In 2007, Cde Dube was deployed as part of a special operation to the Democratic Republic of Congo (DRC). In 2008, upon his return from the DRC, he was reassigned to the Main Section. Given that his conduct was beyond reproach, he was promoted to the rank of Chief Security Aide and appointed deputy shift leader responsible for advance survey duties.

Recognising Cde Dube’s craft competence, the organisation promoted him to the rank of Senior Chief Security Aide on January 1 2014 and appointed him Shift Leader responsible for coordinating daily protection duties for the Head of State.

Although Cde Dube dropped out of school to join the liberation struggle, and subsequently completed his ZJC and O-Levels, he did not stop there. He later attained a Certificate in Accounting and Certificate in Business Law in preparation for his retire-                                                          ment.
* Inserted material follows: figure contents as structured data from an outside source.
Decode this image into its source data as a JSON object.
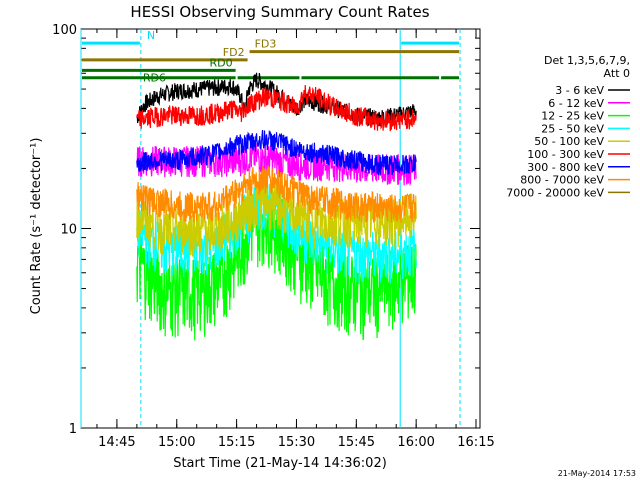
{
  "chart_data": {
    "type": "line",
    "title": "HESSI Observing Summary Count Rates",
    "xlabel": "Start Time (21-May-14 14:36:02)",
    "ylabel": "Count Rate (s⁻¹ detector⁻¹)",
    "yscale": "log",
    "ylim": [
      1,
      100
    ],
    "xlim": [
      "14:36",
      "16:16"
    ],
    "grid": false,
    "x_ticks": [
      "14:45",
      "15:00",
      "15:15",
      "15:30",
      "15:45",
      "16:00",
      "16:15"
    ],
    "y_ticks": [
      "1",
      "10",
      "100"
    ],
    "legend_position": "right",
    "legend_header": [
      "Det 1,3,5,6,7,9,",
      "Att 0"
    ],
    "footer": "21-May-2014 17:53",
    "data_window": [
      "14:50",
      "16:00"
    ],
    "dip_time": "15:17",
    "series": [
      {
        "name": "3 - 6 keV",
        "color": "#000000",
        "points": [
          [
            "14:50",
            36
          ],
          [
            "14:52",
            42
          ],
          [
            "14:55",
            46
          ],
          [
            "15:00",
            49
          ],
          [
            "15:05",
            50
          ],
          [
            "15:10",
            51
          ],
          [
            "15:14",
            52
          ],
          [
            "15:16",
            46
          ],
          [
            "15:17",
            38
          ],
          [
            "15:18",
            50
          ],
          [
            "15:20",
            56
          ],
          [
            "15:25",
            48
          ],
          [
            "15:30",
            40
          ],
          [
            "15:32",
            44
          ],
          [
            "15:35",
            43
          ],
          [
            "15:40",
            40
          ],
          [
            "15:45",
            37
          ],
          [
            "15:50",
            36
          ],
          [
            "15:55",
            37
          ],
          [
            "16:00",
            39
          ]
        ]
      },
      {
        "name": "6 - 12 keV",
        "color": "#ff00ff",
        "points": [
          [
            "14:50",
            22
          ],
          [
            "14:55",
            22
          ],
          [
            "15:00",
            22
          ],
          [
            "15:05",
            22
          ],
          [
            "15:10",
            22
          ],
          [
            "15:15",
            22
          ],
          [
            "15:20",
            23
          ],
          [
            "15:25",
            22
          ],
          [
            "15:30",
            21
          ],
          [
            "15:35",
            21
          ],
          [
            "15:40",
            21
          ],
          [
            "15:45",
            20
          ],
          [
            "15:50",
            20
          ],
          [
            "15:55",
            20
          ],
          [
            "16:00",
            20
          ]
        ]
      },
      {
        "name": "12 - 25 keV",
        "color": "#00ff00",
        "points": [
          [
            "14:50",
            7
          ],
          [
            "14:53",
            6
          ],
          [
            "14:57",
            5
          ],
          [
            "15:00",
            5
          ],
          [
            "15:05",
            5
          ],
          [
            "15:10",
            5.5
          ],
          [
            "15:14",
            7
          ],
          [
            "15:18",
            10
          ],
          [
            "15:22",
            12
          ],
          [
            "15:26",
            10
          ],
          [
            "15:30",
            8
          ],
          [
            "15:35",
            6
          ],
          [
            "15:40",
            5.5
          ],
          [
            "15:45",
            5
          ],
          [
            "15:50",
            5
          ],
          [
            "15:55",
            5.5
          ],
          [
            "16:00",
            6
          ]
        ]
      },
      {
        "name": "25 - 50 keV",
        "color": "#00ffff",
        "points": [
          [
            "14:50",
            10
          ],
          [
            "14:53",
            9
          ],
          [
            "14:57",
            8
          ],
          [
            "15:00",
            8
          ],
          [
            "15:05",
            8
          ],
          [
            "15:10",
            8.5
          ],
          [
            "15:14",
            10
          ],
          [
            "15:18",
            12
          ],
          [
            "15:22",
            14
          ],
          [
            "15:26",
            12
          ],
          [
            "15:30",
            10
          ],
          [
            "15:35",
            8.5
          ],
          [
            "15:40",
            8
          ],
          [
            "15:45",
            7.5
          ],
          [
            "15:50",
            7.5
          ],
          [
            "15:55",
            7.5
          ],
          [
            "16:00",
            8
          ]
        ]
      },
      {
        "name": "50 - 100 keV",
        "color": "#cccc00",
        "points": [
          [
            "14:50",
            12
          ],
          [
            "14:53",
            11
          ],
          [
            "14:57",
            10
          ],
          [
            "15:00",
            10
          ],
          [
            "15:05",
            10
          ],
          [
            "15:10",
            10
          ],
          [
            "15:14",
            11
          ],
          [
            "15:18",
            13
          ],
          [
            "15:22",
            14
          ],
          [
            "15:26",
            13
          ],
          [
            "15:30",
            12
          ],
          [
            "15:35",
            11
          ],
          [
            "15:40",
            11
          ],
          [
            "15:45",
            11
          ],
          [
            "15:50",
            11
          ],
          [
            "15:55",
            11
          ],
          [
            "16:00",
            12
          ]
        ]
      },
      {
        "name": "100 - 300 keV",
        "color": "#ff0000",
        "points": [
          [
            "14:50",
            35
          ],
          [
            "14:53",
            36
          ],
          [
            "14:57",
            37
          ],
          [
            "15:00",
            37
          ],
          [
            "15:05",
            37
          ],
          [
            "15:10",
            38
          ],
          [
            "15:14",
            40
          ],
          [
            "15:16",
            38
          ],
          [
            "15:18",
            42
          ],
          [
            "15:22",
            46
          ],
          [
            "15:26",
            44
          ],
          [
            "15:30",
            40
          ],
          [
            "15:32",
            48
          ],
          [
            "15:35",
            46
          ],
          [
            "15:40",
            40
          ],
          [
            "15:45",
            37
          ],
          [
            "15:50",
            35
          ],
          [
            "15:55",
            35
          ],
          [
            "16:00",
            36
          ]
        ]
      },
      {
        "name": "300 - 800 keV",
        "color": "#0000ff",
        "points": [
          [
            "14:50",
            21
          ],
          [
            "14:53",
            22
          ],
          [
            "14:57",
            22
          ],
          [
            "15:00",
            22
          ],
          [
            "15:05",
            23
          ],
          [
            "15:10",
            24
          ],
          [
            "15:14",
            26
          ],
          [
            "15:18",
            27
          ],
          [
            "15:22",
            28
          ],
          [
            "15:26",
            27
          ],
          [
            "15:30",
            25
          ],
          [
            "15:35",
            24
          ],
          [
            "15:40",
            23
          ],
          [
            "15:45",
            22
          ],
          [
            "15:50",
            21
          ],
          [
            "15:55",
            21
          ],
          [
            "16:00",
            21
          ]
        ]
      },
      {
        "name": "800 - 7000 keV",
        "color": "#ff8c00",
        "points": [
          [
            "14:50",
            15
          ],
          [
            "14:53",
            14
          ],
          [
            "14:57",
            13.5
          ],
          [
            "15:00",
            13
          ],
          [
            "15:05",
            13
          ],
          [
            "15:10",
            13
          ],
          [
            "15:14",
            15
          ],
          [
            "15:18",
            17
          ],
          [
            "15:22",
            18
          ],
          [
            "15:26",
            17
          ],
          [
            "15:30",
            15
          ],
          [
            "15:35",
            14
          ],
          [
            "15:40",
            13.5
          ],
          [
            "15:45",
            13
          ],
          [
            "15:50",
            13
          ],
          [
            "15:55",
            12.5
          ],
          [
            "16:00",
            13
          ]
        ]
      },
      {
        "name": "7000 - 20000 keV",
        "color": "#8b7500",
        "points": []
      }
    ],
    "annotations": [
      {
        "label": "N",
        "color": "#00e0ff",
        "segments": [
          [
            "14:36",
            "14:51"
          ],
          [
            "15:56",
            "16:11"
          ]
        ],
        "level": 85
      },
      {
        "label": "FD2",
        "color": "#8b7500",
        "segments": [
          [
            "14:36",
            "15:18"
          ]
        ],
        "level": 70
      },
      {
        "label": "FD3",
        "color": "#8b7500",
        "segments": [
          [
            "15:18",
            "16:11"
          ]
        ],
        "level": 77
      },
      {
        "label": "RD0",
        "color": "#007000",
        "segments": [
          [
            "14:36",
            "15:15"
          ]
        ],
        "level": 62
      },
      {
        "label": "RD6",
        "color": "#007000",
        "segments": [
          [
            "14:36",
            "15:15"
          ],
          [
            "15:15",
            "15:31"
          ],
          [
            "15:31",
            "16:06"
          ],
          [
            "16:06",
            "16:11"
          ]
        ],
        "level": 57
      }
    ],
    "vlines": [
      {
        "time": "14:36",
        "color": "#00e0ff",
        "style": "solid"
      },
      {
        "time": "14:51",
        "color": "#00e0ff",
        "style": "dashed"
      },
      {
        "time": "15:56",
        "color": "#00e0ff",
        "style": "solid"
      },
      {
        "time": "16:11",
        "color": "#00e0ff",
        "style": "dashed"
      }
    ]
  }
}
Recognising that the protracted liberation war was fought and won to reclaim the land that had been expropriated by the white minority regime, Cde Dube applied and was allocated land to farm at Mbizi Farm, Sub-Division A, Featherstone in Chivhu. He was an accomplished farmer, who fully utilised the land he was allocated

Cde Dube was a family man. He is survived by a wife, Emilia Dube, three children – two boys, Simbarashe (28) and Tatenda (25) – and the last born, Tinaye (19) – a girl.
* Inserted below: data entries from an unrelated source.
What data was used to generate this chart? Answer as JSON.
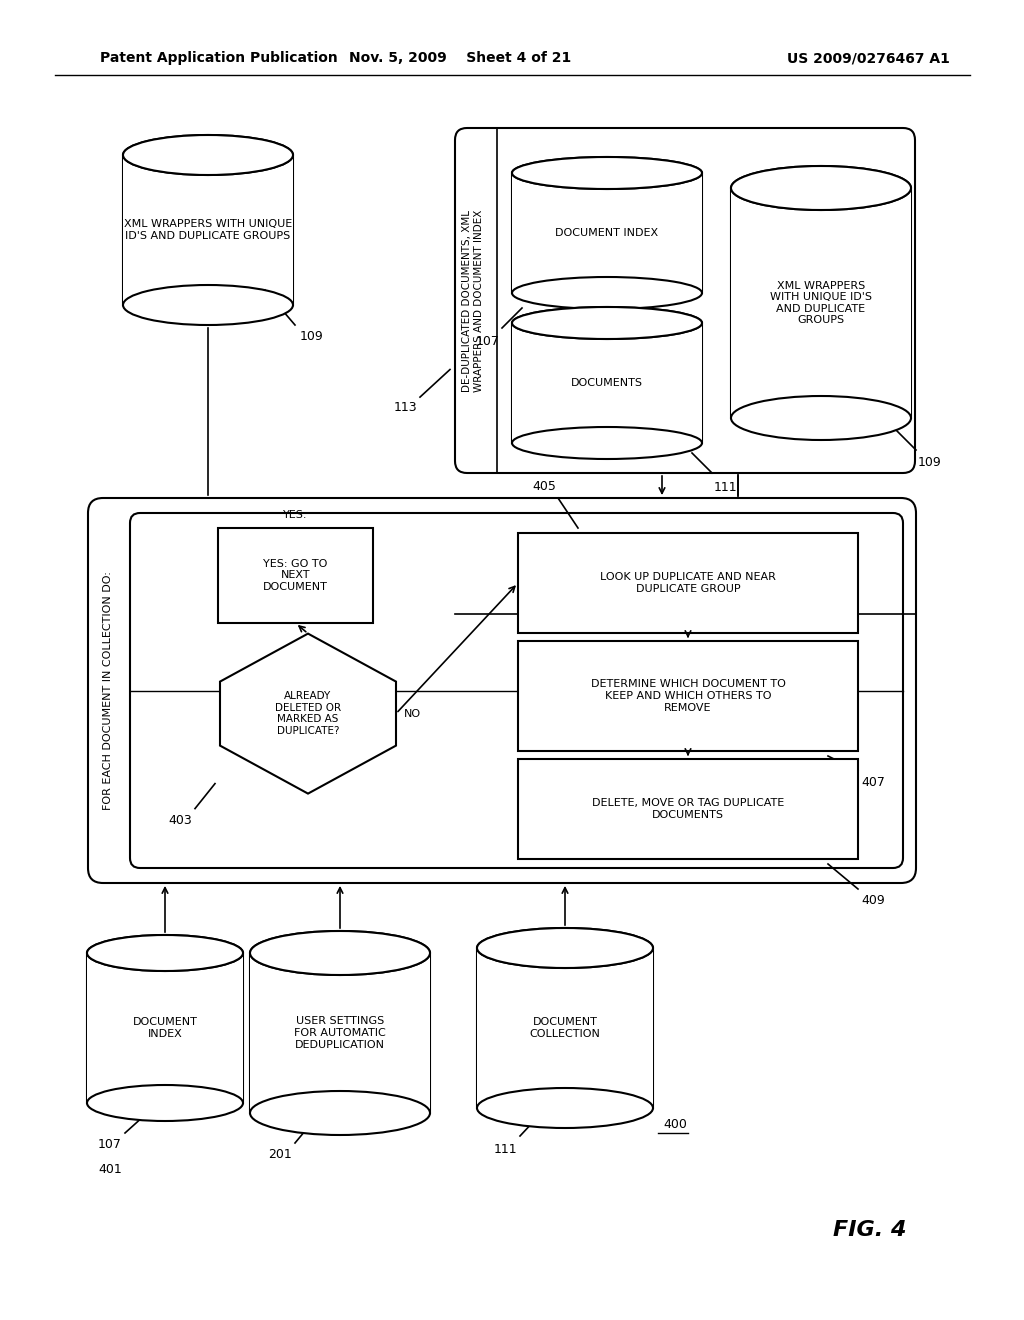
{
  "title_left": "Patent Application Publication",
  "title_mid": "Nov. 5, 2009    Sheet 4 of 21",
  "title_right": "US 2009/0276467 A1",
  "fig_label": "FIG. 4",
  "background": "#ffffff",
  "line_color": "#000000"
}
Cde Dube was buried at his farm in Featherstone yesterday.

Cde Dube lived his life to the fullest, from the liberation war to post-independent Zimbabwe. Like his non de guerre Shingirirai, he persevered.

His war surname, Tichazvipedza, predicted that Zimbabwe would end white oppression, and true to his name, Cde Dube finished the job, together with many liberation war heroes and hero-ines.

He went a step further, and served his country with commendable distinction. It remains a story to be told what would have happened had brave officers such as Cde Dube were not present on Black Saturday.

What we know is that Cde Dube died protecting President Mnangagwa and serving his country.

Go well son of the soil. Go well Qhawe lamaQhawe, Gamba remaGamba.